Home arrow Spiele arrow Sega arrow Saturn arrow Johnny Bazookatone 03 September 2010  
Kingdom of Desire
HomeForumImpressum
Spiele
Bücher
Filme
Hardware
Musik
Konzerte
Artikel
Wrestling
 
Johnny Bazookatone PDF Drucken
Geschrieben von ShadowAngel   
23.03.2008

Image 

Johnny Bazookatone ist Rockstar – mit Elvisfrisur in Lila. Er wird das Ziel von El Diablo. Der finstere Fürst der Hölle ist nämlich zu Tode gelangweilt und hockt in der Hölle ohne zu wissen was er anstellen soll. Da seine Hölle mittlerweile aber auch modern geworden ist, hat er Monitore mit welchen er die Welt über ihm beobachten kann. Er landet bei einem Rockkonzert von Johnnys Band. Diablo gefällt die Musik, weiß aber ganz genau, dass er noch viel bessere Musik machen kann. Schließlich ist er der Teufel.
So schickt er seine 4 Gesellen der Apokalypse aus, damit sie ihm diese Gitarre beschaffen. Johnnys Gitarre hat auch noch einen Namen: Anita. Als sich Anita in El Diablos Klauen befindet, muss er aber feststellen, dass er gar keine Musik machen kann. Also fasst er einen Plan: Keine Musik für Diablo = Keine Musik für die Menschen und so lässt er kurzerhand alle Musiker der Erde entführen – bis auf Johnny, der flüchten konnte und nun zur Rettung eilt.

Johnny Bazookatone präsentiert sich mit einer einfallsreichen trashigen Handlung und ist ein Jump n’ Run der allerklassischsten Schule. Es ist schon fast erstaunlich, dass es erst 1995  veröffentlicht wurde.

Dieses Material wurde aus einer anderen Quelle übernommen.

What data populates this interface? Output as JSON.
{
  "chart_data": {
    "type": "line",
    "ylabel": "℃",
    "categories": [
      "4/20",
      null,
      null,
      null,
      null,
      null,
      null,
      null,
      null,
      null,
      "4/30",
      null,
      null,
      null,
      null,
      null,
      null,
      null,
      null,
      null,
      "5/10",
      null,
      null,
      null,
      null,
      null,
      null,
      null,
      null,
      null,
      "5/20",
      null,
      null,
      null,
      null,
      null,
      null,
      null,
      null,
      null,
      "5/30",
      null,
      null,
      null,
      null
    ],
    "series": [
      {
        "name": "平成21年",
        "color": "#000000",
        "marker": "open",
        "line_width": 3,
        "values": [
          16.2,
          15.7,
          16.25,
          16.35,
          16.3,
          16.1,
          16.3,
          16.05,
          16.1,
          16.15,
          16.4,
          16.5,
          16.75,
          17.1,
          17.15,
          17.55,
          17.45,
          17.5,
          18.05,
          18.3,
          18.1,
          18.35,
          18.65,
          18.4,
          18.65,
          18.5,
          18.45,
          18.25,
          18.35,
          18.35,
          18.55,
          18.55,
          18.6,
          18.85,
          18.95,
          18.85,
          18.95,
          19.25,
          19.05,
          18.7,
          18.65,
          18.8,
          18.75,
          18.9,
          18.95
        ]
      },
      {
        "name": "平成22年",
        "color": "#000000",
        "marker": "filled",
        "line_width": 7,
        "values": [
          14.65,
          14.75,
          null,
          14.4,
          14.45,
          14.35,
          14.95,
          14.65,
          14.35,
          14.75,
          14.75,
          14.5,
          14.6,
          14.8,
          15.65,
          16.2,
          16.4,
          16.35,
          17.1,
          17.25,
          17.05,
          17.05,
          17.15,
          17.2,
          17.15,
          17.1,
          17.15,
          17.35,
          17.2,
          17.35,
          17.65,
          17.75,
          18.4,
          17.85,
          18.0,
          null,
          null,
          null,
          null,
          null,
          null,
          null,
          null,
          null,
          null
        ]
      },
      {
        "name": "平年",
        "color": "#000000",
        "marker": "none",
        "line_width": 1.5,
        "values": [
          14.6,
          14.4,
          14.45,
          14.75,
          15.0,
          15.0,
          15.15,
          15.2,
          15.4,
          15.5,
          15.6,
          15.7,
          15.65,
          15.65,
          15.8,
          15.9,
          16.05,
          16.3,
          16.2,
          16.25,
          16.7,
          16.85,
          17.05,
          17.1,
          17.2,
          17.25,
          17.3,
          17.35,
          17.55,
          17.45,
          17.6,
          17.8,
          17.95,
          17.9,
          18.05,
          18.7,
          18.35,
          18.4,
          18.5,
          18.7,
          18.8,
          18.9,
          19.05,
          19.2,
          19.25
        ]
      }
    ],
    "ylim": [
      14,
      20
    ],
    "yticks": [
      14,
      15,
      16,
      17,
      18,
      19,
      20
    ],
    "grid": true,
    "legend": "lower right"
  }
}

Insgesamt gibt es 5 Stages mit mehreren Unterleveln. Das Ganze ist thematisch unterteilt, man durchstreift ein gruseliges Gefängnis, ein Hotel und ist am Ende in einem großen Penthouse.
Meist geht es von links nach rechts, das ganze Spiel präsentiert sich sehr linear, von einigen versteckten Bonusräumen einmal abgesehen.

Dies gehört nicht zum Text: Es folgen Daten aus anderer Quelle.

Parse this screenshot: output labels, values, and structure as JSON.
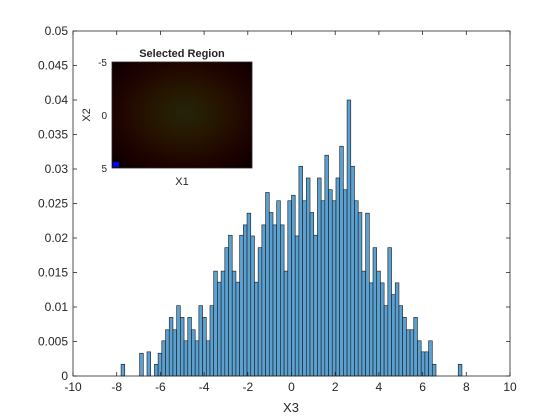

Johnny lässt sich dabei mit einer einfachen Steuerung durch diese Welten bewegen. Eine Taste zum Springen, eine zum Rennen, zwei zum Schießen - und ducken kann man sich auch noch. Mehr benötigt man gar nicht. Als Waffe fungiert ein MG in Gitarrenform, andere Waffen wird man nicht finden. Nebenbei kann das Ding auch als eine Staubsauger verwendet werden um weit entfernte Gegenstände anzuziehen.
Dafür findet man unentwegt Noten, diese sammelt man ein und bekommt dafür Extraleben spendiert. Zusätzlich findet man Sterne, diese sind quasi die Lebensenergie. Je mehr Sterne man hat, desto mehr Treffer kann man einstecken. Verteilt sind diese Gegenstände im Level, in versteckten Räumen und werden manchmal von Gegnern hinterlassen.   

Die Gegner sind an die Welten angepasst und reichen vom Zombie über ein nerviges grünes Ding das durch die Gegend hüpft zu verrückten alten Männern. Das ist schon sehr sehenswert und lustig was da so durch die Stages hüpft und läuft.

Auffällig ist der sehr hohe Schwierigkeitsgrad. Es gibt viele Stellen an denen man ein Lebenssternchen verliert, weil man an einem Dornenbusch hängen bleibt oder den Sprung nicht schaffte und in einer Grube voller Zombies fest hängt. Auch gibt es viele Stellen an denen man überlegen muss wie man weiter kommt. Man steht vor Gruben mit Spitzen und springt in der Hoffnung das andere erreichen zu können. Das geht daneben. Was tun? Die Waffe kann man als eine Art Transporter verwenden, wenn man von irgendwo runterspringt und auf den Boden schießt. Dadurch fliegt Johhny einige Zeit in der Luft und man kann sich sogar noch fortbewegen und kommt so über den Abgrund.
Auch die Zwischengegner sind nicht von der einfachen Sorte, was aber richtig nervt ist die Tatsache, dass es weder eine Speichermöglichkeit gibt noch Checkpoints existieren. Stirbt man mitten im Level oder am Ende, muss man zurück zum Anfang und noch mal durch die Welt laufen. Am Ende der Level gibt es zumindest Passwörter. Das aber auch nur für die 5 Oberwelten. Das sorgt schon für Frust.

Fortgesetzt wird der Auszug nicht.